Il progetto non riguarda soltanto la costruzione fisica di data center, ma rappresenta una visione coordinata che unisce tecnologia, capitale e geopolitica. Le scelte localizzative rispondono a criteri legati alla disponibilità energetica, alla stabilità normativa e alla possibilità di interconnessione con altre infrastrutture strategiche. Inoltre, la presenza di partner internazionali consente di ripartire rischi e investimenti, aumentando la resilienza del sistema complessivo. OpenAI, Oracle e gli altri attori coinvolti hanno già investito oltre 100 miliardi di dollari nella fase iniziale, e l’accordo annunciato a settembre rappresenta un importante passo verso il raggiungimento dell’obiettivo complessivo di 500 miliardi. In questo contesto, Stargate si propone come piattaforma abilitante per la prossima generazione di applicazioni AI ad alto impatto in ambito sanitario, energetico, industriale e istituzionale.

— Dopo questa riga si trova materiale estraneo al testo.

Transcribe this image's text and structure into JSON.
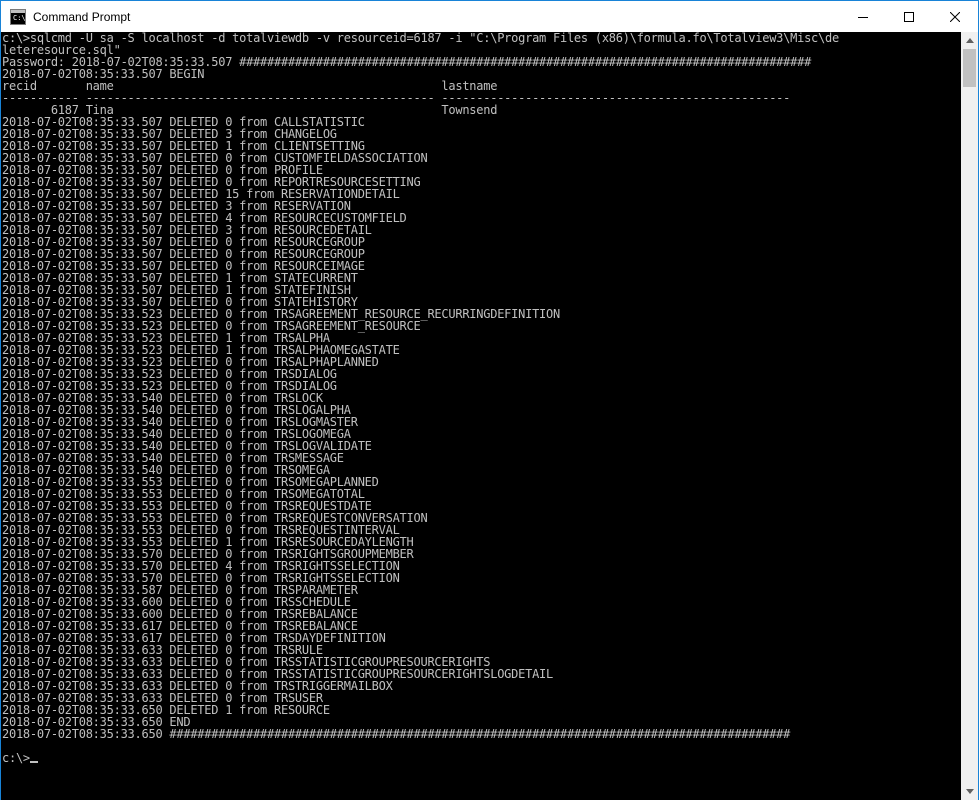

Il nuovo equilibrio del cloud e la corsa globale all’IA

L’accordo tra OpenAI e Oracle sta già modificando gli equilibri tra i principali attori del settore tecnologico. Microsoft, Google, Amazon e Meta si trovano ora di fronte a una nuova fase competitiva, in cui non basta più sviluppare modelli intelligenti: occorre garantire capacità computazionale su scala, disponibilità energetica e filiere di approvvigionamento stabili. In risposta, molte di queste aziende stanno accelerando lo sviluppo di chip proprietari, rafforzando le prestazioni delle reti di data center e ridefinendo le strategie di partnership globali. Oracle, in particolare, esce da una posizione di secondo piano per proporsi come fornitore critico nell’infrastruttura AI mondiale, grazie a una visione integrata e a una capacità di adattamento che ha sorpreso anche gli analisti più prudenti.

Nel contesto finanziario, l’investimento da 300 miliardi viene monitorato con attenzione. Sebbene OpenAI non sia ancora redditizia e probabilmente non lo sarà prima del 2029, la proiezione dei ricavi futuri e la crescente domanda di soluzioni basate sull’IA sembrano giustificare l’operazione. Alcuni analisti paragonano questa scommessa ai cosiddetti show live con statistiche, termine usato per descrivere decisioni ad altissimo rischio e potenziale rendimento, in cui il successo dipende da una combinazione di visione, tempismo e accesso a risorse chiave. In questo caso, però, la dimensione industriale e strategica rende l’analogia solo parziale: ciò che è in gioco non è solo un ritorno economico, ma anche la possibilità di definire le regole e le infrastrutture della futura economia digitale. Chi riuscirà a controllare la capacità di calcolo potrà influenzare interi settori produttivi, dalla sanità alla difesa, dall’automazione alla finanza.